Uma comissão formada pelos secretários municipais da Fazenda, Carlos Alberto Lopes Pequito, da Administração, Arlindo Piacentini Filho, e do Planejamento, Ricardina Dias, está com a missão de coordenar a redução de gastos na Prefeitura de Campo Mourão. O prefeito Tauillo Tezelli (PSDB) disse que a contenção de gastos é permanente, mas divulgou a formação da comissão na mesma semana em que a Câmara Municipal aprovou um aumento salarial de 58% para os vereadores, 73% para o prefeito e de 1.733% ao vice-prefeito.
Os secretários municipais já se reuniram individualmente com os membros da ‘‘comissão contra gastos’’ para discutir medidas de redução de despesas. Cada secretaria já trabalha com cotas mensais de recursos que não podem ser extrapoladas e que vêm diminuindo. Para tentar economizar, serão revisados todos os contratos que estão em vigor e o controle nas despesas de custeio como vale-transporte, horas extra, água, luz e telefone, será ainda mais rigoroso.
Outra medida já tomada pelo chamado ‘‘trio da economia’’ é o reescalonamento dos prazos de execução de obras e o remanejamento de servidores efetivos para ocupar eventuais vagas e evitar a contratação de novos funcionários. Ao mesmo tempo, a comissão tenta aumentar a arrecadação do município. Impostos atrasados, por exemplo, estão sendo cobrados judicialmente e já chegaram a levar alguns imóveis para leilão. A prefeitura também está vendendo uma série de terrenos para gerar recursos. Na semana que vem, serão leiloados 33 imóveis.

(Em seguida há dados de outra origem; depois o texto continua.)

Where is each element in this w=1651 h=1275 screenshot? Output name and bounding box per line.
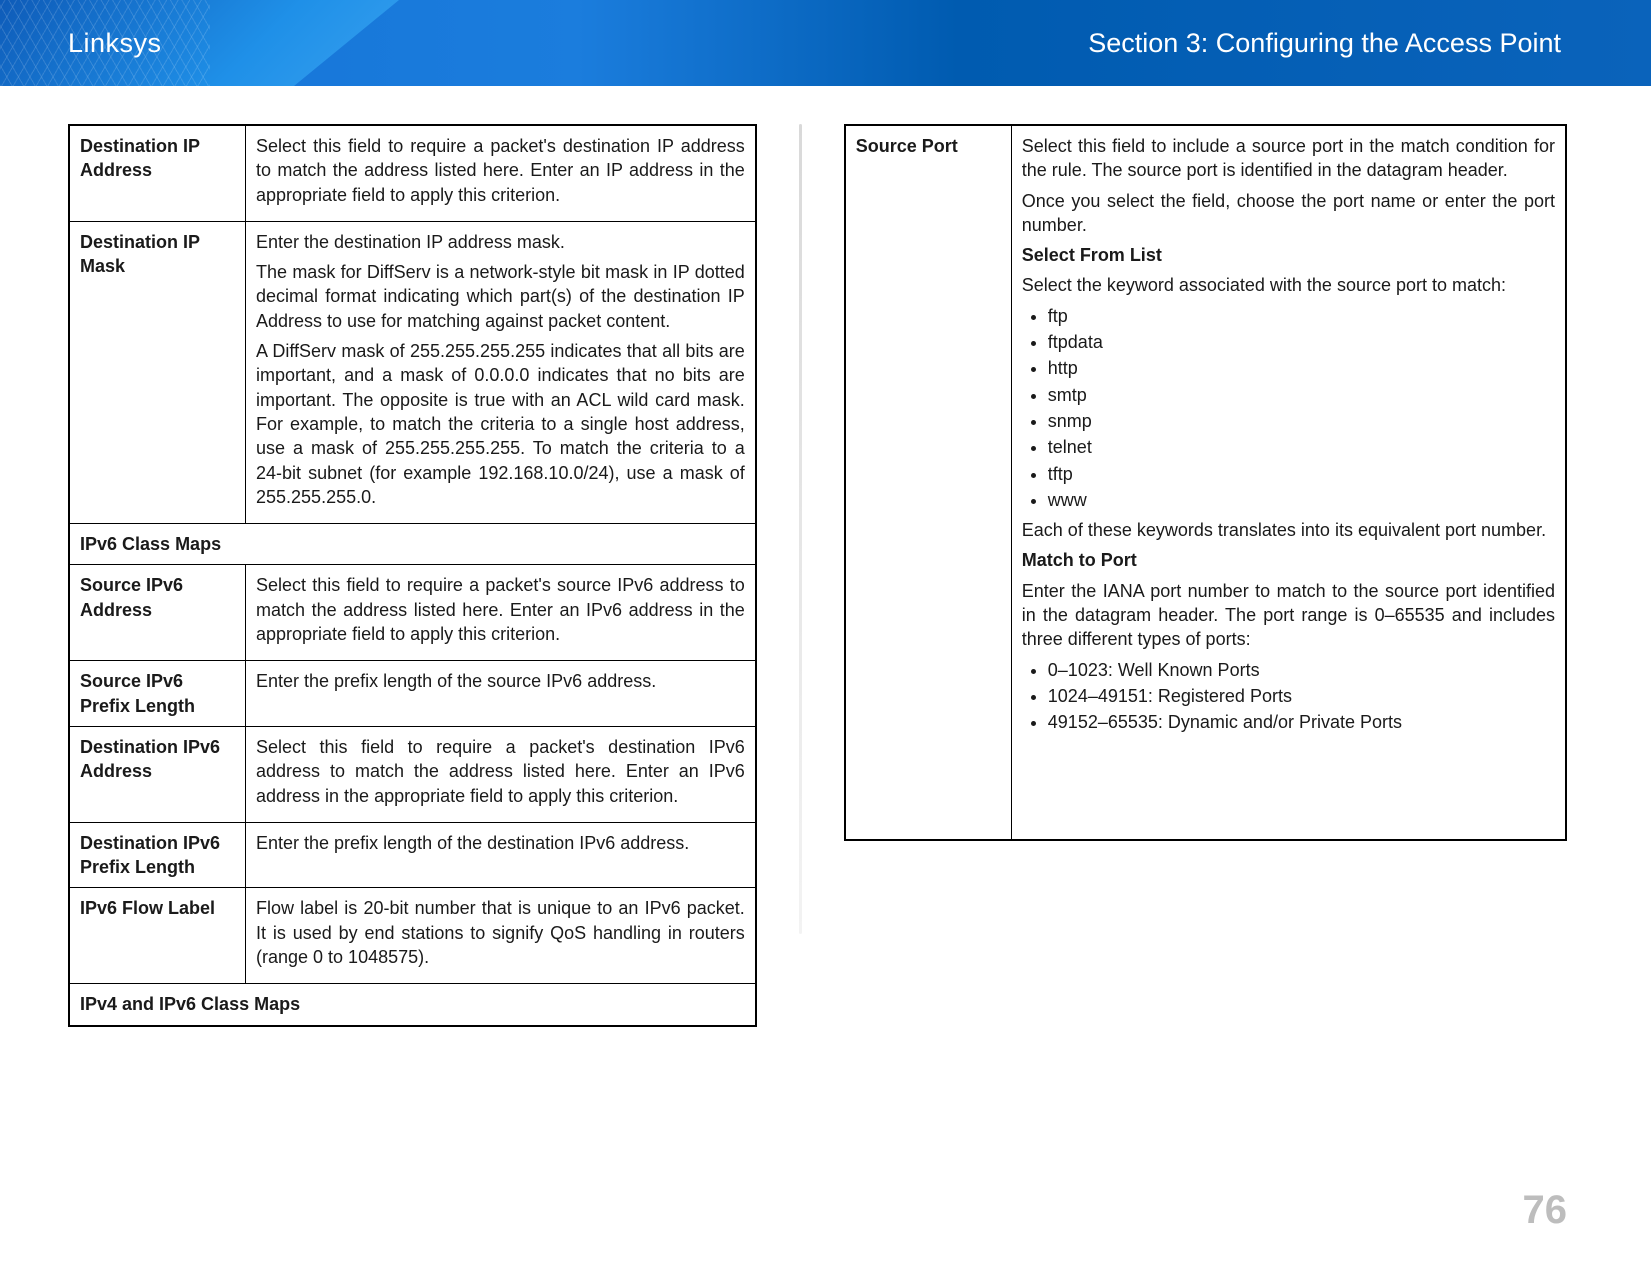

Segundo Tezelli, as medidas de economia são necessárias para manter a folha de pagamento em dia e para que o município tenha condições de dar as contrapartidas nas obras já conveniadas. Além disso, é preciso compensar a queda na arrecadação de tributos e taxas municipais, que têm ficado abaixo das estimativas. Os repasses federais também vêm caindo. Só o Fundo de Participação dos Municípios (FPM) teve uma queda de 30% em junho, um prejuízo de R$ 130 mil em relação ao mês anteior.